- Born: December 12, 1922 Auburn, IN
- Died: May 4, 2007 (aged 84) Auburn, IN
- Scientific career
- Fields: Auctioneer

= Russell W. Kruse =

American auctioneer (1922–2007)

Russell Wayne Kruse (December 9, 1922 - May 4, 2007) was an American auctioneer best known for building the business of auctioning classic cars through Kruse International.

Born in Auburn, Indiana, he took up farming after graduating from high school. After losing crops to flooding two years in a row, he took up auctioneering to cover the costs of raising his seven children. He attended the Reppert School of Auctioneering in December 1952 and started a local real estate and farm auction business. He was a licensed auctioneer, real estate broker and certified residential appraiser in the state of Indiana.

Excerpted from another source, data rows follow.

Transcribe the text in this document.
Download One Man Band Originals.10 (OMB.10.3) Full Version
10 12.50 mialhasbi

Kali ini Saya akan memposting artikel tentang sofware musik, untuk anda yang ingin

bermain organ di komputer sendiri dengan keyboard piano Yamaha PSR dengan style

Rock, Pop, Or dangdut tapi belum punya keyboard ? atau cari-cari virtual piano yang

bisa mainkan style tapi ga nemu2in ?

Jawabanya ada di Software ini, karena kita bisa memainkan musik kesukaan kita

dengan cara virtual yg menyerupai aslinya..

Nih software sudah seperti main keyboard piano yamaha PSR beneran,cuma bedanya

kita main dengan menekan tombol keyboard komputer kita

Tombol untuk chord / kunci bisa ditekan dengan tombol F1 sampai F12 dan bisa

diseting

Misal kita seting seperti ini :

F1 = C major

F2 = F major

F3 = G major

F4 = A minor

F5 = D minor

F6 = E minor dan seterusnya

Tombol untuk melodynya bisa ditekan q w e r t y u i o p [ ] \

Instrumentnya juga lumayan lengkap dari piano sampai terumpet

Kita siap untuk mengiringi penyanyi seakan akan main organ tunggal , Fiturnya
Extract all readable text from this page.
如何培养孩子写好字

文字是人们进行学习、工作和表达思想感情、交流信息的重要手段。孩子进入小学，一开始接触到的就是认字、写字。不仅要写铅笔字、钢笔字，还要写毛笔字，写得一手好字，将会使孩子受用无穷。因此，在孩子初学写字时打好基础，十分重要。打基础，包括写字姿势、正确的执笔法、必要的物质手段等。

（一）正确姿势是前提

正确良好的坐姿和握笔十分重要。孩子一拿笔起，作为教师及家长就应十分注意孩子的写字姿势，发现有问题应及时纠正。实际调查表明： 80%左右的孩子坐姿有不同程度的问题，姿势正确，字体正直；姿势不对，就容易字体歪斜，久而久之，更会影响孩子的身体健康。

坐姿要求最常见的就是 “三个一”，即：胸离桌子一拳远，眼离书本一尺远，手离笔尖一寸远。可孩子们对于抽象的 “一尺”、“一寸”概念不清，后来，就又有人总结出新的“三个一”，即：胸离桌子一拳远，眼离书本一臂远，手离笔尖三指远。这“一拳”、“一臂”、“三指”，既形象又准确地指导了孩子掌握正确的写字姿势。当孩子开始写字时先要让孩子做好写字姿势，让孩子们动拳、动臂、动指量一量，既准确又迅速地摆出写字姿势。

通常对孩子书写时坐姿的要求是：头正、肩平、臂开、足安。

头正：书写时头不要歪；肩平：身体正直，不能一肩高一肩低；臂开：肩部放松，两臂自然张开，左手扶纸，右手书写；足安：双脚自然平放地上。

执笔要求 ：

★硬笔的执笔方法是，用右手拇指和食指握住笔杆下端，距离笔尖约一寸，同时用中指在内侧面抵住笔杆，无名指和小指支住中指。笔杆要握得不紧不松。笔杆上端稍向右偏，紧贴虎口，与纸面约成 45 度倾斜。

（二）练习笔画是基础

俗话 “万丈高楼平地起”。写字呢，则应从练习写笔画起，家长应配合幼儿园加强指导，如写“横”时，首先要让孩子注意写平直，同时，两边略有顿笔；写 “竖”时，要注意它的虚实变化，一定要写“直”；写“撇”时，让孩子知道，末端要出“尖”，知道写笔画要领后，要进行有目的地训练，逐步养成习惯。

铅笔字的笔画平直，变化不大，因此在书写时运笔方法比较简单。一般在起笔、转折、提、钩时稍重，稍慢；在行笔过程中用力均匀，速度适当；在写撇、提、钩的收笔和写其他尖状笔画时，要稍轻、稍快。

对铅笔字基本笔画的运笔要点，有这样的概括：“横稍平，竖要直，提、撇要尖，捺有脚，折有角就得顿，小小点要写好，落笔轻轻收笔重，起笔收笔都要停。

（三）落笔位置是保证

In 1971, the Auburn Chamber of Commerce needed fundraising for their annual classic-car show. Kruse suggested auctioning off some of the antique cars. When a bidder's $61,000 bid for a locally made Duesenberg was turned down, the press picked up the story, and his fame as a car auctioneer took off. He started the Kruse Auction Institute in 1972 to give pre-licensing training to auctioneers. Russell was on the original Indiana Board of Auctioneers and served as chairman. He was also a past president of the Indiana Auctioneer's Association, and a member of their hall of fame, along with two of his son's - Dean Kruse and Dennis Kruse.

Because of the lucrative divisions that auctioned real estate and oil field equipment, ITT bought Kruse International in 1981, but the family bought it back in 1987. eBay then bought the company in 1999 but sold it back in 2003. Three of his sons are involved in the auction business: Dean Kruse, Dennis Kruse and Daniel Kruse, as well as eight grandchildren. He founded the Kruse Auction Institute in 1972, and served as an instructor at the Reppert School of Auctioneering from 1996 until his death in 2007.

His first wife, Luella (Boger), the mother of his seven children, died in 2000. Kruse died in Fort Wayne, Indiana of a stroke, aged 84.